PRAGMA encoding = 'UTF-16be';

CREATE TABLE Example(word TEXT NOT NULL);
CREATE INDEX Example_word on Example(word);

INSERT INTO Example VALUES('み');

SELECT * FROM Example WHERE word GLOB 'み*';

In the example above, no rows were returned for the query, but I expected the 'み' row to be returned. I thought that the query would be equivalent to the following:

SELECT * FROM Example WHERE word >= 'み' AND word < 'む';

This query returned the row as expected however, so it looks like something went wrong for the GLOB query. This problem only happens when using UTF-16be and having an index on the column being searched. If either a different encoding is used for the database, or the index isn't added, the GLOB works as expected.

Seen in SQLite version 3.46.1 on Linux. I also tried on a recent commit and it was the same there.

(2) By Bo Lindbergh (_blgl_) on 2025-01-31 12:44:09 in reply to 1 [link] [source]

Here's the bug: SQLite generates the upper bound of the range by incrementing the last byte of the UTF-8 representation of the prefix. This generates garbage when that last byte is x'BF', but the garbage still works as long as the database uses UTF-8.

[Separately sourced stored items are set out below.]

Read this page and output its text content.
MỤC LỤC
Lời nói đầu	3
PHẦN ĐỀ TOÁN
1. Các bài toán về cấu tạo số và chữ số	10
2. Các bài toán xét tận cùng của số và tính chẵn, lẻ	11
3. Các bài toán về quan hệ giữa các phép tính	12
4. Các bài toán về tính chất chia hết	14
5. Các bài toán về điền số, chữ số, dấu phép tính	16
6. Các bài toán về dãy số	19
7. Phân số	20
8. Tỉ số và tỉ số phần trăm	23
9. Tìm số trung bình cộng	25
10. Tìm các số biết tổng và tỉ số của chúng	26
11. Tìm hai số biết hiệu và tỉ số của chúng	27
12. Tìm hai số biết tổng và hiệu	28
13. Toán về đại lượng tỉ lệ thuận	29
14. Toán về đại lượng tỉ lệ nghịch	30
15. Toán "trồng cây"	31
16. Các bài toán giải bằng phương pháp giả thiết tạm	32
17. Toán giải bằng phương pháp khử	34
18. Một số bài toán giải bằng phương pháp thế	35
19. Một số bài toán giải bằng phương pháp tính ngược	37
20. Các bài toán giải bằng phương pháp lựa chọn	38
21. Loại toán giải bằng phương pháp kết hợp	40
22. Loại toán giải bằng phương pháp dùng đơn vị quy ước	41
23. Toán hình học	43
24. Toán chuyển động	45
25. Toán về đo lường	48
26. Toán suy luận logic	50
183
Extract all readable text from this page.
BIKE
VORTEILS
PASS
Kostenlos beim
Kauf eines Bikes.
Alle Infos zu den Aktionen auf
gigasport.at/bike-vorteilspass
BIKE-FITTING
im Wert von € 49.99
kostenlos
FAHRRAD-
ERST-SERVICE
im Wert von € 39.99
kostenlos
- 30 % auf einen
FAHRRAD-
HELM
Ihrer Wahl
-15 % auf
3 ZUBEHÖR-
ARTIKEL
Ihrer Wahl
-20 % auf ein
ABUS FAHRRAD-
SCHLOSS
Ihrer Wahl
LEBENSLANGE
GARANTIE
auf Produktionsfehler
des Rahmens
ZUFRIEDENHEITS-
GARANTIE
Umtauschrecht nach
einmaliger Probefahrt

'み' in UTF-8 is x'E381BF'.

(3) By Dan Kennedy (dan) on 2025-01-31 15:56:28 in reply to 2 [link] [source]

That's it alright. Hopefully now fixed here:

https://sqlite.org/src/info/4b4f33d7

Dan.

(4) By Rashad Sookram (rsookram) on 2025-01-31 16:08:57 in reply to 3 [link] [source]

Thanks! I built the latest code and it works for me too.